Gray squirrels eat acorns, hickory nuts, beechnuts, butternuts and walnuts. They like to live in forests with nut-bearing trees. Red squirrels will eat nuts if they find them, but more commonly they feed on seeds from conifers, such as pine, spruce, fir and hemlock. So, red squirrels are usually found in forests dominated by evergreens.
They also gather, store and consume their food in different ways. When a gray squirrel finds a nut, the squirrel will either eat it immediately or bury it, marking the spot with its scent. Later, perhaps during the winter when the place is concealed under snow, the squirrel may use its sense of smell to find it, dig up the nut and eat it. Or it may not. Another squirrel may have found it first, and many nuts are never found — so squirrels inadvertently plant trees, ensuring a food source for future squirrel generations.
Red squirrels have a different strategy. They cache their food in a hollow tree or underground, sometimes accumulating bushels of intact pine cones all in one place. When they retrieve the cones, they bring them to a feeding stump or log and nibble on a cone the way people munch on corn on the cob. A midden, or large pile of cone scales and cores, left on a stump is a sure sign of a red squirrel dinner table.
Both squirrels also feed on softer plant material. Berries and tree buds become part of their diet during warmer weather. A wild apple found in the crotch of a tree or a mushroom speared onto a branch to dry are clues that a squirrel is trying to vary its diet.
Surprisingly, these rodents are not exclusively vegetarians.
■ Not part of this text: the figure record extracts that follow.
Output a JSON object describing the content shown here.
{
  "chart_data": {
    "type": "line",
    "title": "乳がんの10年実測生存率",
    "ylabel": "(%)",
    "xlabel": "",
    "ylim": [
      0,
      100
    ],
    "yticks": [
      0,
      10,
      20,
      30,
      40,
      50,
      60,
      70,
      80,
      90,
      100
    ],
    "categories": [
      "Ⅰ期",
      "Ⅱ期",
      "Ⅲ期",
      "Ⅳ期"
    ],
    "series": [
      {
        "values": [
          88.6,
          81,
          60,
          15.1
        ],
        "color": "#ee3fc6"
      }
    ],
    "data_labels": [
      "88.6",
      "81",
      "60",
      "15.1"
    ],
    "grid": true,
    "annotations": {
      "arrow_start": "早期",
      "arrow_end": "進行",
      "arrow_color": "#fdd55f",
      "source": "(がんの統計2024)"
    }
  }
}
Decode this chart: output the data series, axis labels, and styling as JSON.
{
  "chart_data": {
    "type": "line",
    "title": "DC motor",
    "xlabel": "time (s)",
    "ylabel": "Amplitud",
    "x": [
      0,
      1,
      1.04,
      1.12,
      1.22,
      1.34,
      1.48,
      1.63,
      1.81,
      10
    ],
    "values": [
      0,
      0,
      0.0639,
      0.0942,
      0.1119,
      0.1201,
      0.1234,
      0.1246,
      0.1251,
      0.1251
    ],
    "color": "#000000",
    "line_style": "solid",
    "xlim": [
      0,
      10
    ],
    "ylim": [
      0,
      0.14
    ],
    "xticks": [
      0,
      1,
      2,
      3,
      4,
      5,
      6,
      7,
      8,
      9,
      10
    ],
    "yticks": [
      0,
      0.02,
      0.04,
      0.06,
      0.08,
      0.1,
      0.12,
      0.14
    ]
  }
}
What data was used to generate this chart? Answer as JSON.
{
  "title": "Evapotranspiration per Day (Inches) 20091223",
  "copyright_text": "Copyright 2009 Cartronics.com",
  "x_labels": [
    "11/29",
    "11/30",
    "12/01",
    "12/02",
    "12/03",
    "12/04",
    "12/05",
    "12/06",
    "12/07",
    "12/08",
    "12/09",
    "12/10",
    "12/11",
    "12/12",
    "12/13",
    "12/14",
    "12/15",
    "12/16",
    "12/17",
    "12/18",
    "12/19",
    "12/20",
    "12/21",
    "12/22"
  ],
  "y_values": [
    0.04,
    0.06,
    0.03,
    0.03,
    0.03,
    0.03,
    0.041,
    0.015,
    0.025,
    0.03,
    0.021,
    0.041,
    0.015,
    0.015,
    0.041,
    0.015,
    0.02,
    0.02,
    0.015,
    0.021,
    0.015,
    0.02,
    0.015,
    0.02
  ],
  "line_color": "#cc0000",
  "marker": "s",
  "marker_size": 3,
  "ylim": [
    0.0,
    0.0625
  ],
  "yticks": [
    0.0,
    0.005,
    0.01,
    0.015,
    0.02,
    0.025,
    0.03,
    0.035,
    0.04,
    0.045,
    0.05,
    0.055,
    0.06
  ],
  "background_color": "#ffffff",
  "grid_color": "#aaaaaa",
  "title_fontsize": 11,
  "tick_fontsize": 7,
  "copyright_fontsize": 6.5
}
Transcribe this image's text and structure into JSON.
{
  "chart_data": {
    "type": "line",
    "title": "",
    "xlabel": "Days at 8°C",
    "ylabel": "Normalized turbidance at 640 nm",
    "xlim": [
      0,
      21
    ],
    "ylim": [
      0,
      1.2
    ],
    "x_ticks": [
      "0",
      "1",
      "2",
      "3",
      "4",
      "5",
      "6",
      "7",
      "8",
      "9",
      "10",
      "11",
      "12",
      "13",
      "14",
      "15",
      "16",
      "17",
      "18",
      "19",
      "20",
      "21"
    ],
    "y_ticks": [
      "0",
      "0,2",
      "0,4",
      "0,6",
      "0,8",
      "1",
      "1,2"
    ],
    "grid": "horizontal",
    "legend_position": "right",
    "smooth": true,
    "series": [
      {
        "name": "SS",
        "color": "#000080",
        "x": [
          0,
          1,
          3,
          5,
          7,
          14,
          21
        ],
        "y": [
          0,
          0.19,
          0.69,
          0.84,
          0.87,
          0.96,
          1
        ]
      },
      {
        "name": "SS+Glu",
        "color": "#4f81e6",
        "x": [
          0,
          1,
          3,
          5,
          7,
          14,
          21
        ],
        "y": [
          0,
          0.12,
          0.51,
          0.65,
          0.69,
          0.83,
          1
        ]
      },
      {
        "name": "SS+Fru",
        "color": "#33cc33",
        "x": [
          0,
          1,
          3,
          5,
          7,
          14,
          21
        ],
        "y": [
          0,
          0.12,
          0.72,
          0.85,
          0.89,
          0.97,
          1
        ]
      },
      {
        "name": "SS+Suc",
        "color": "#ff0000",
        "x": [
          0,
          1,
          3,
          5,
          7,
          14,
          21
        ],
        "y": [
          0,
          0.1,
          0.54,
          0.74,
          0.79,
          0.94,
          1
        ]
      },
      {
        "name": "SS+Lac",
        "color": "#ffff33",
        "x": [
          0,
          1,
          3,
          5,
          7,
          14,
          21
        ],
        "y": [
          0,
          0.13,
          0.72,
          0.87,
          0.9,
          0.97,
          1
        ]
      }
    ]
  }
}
Both are known to eat birds' eggs and baby birds. Gray squirrels will eat insects, caterpillars and even woodland frogs. Red squirrels may consume smaller mammals, like mice or voles.
On the flip side of the consumption equation, squirrels are eaten by many larger animals like foxes, coyotes, bobcats, fishers and birds of prey. They are wary and have amazing survival skills.
One of their best defenses is climbing a tree and leaping from branch to branch with the precision of a circus performer. What seems like a random romp to us is actually a carefully chosen route. Squirrels lay out and follow (probably by scent) familiar pathways through the branches, and those paths give them a distinct advantage of knowing where to go in a hurry.
Familiarity with territory also helps them survive. Red squirrels are extremely defensive of their home range, food caches and dens. They use a wide variety of sounds, tail waving and foot stomping to let intruders know they are not welcome.
Gray squirrels, who are less particular, are known to den communally in the winter (males and juveniles) and have overlapping home ranges. Only when the female has young in a nest does she defend her space.
When gray squirrels have conflicts, they usually only involve a friendly chase, avoiding any real aggression. You may see a chase in the February breeding season. If you see a train of gray squirrels scampering across the ground, up and around a tree trunk, it is likely a female being pursued by one or more males, hoping to pass on their genes.
If one of them is successful, in about six weeks there will be a new generation of squirrels to observe and learn from as they share our "bird" feeders.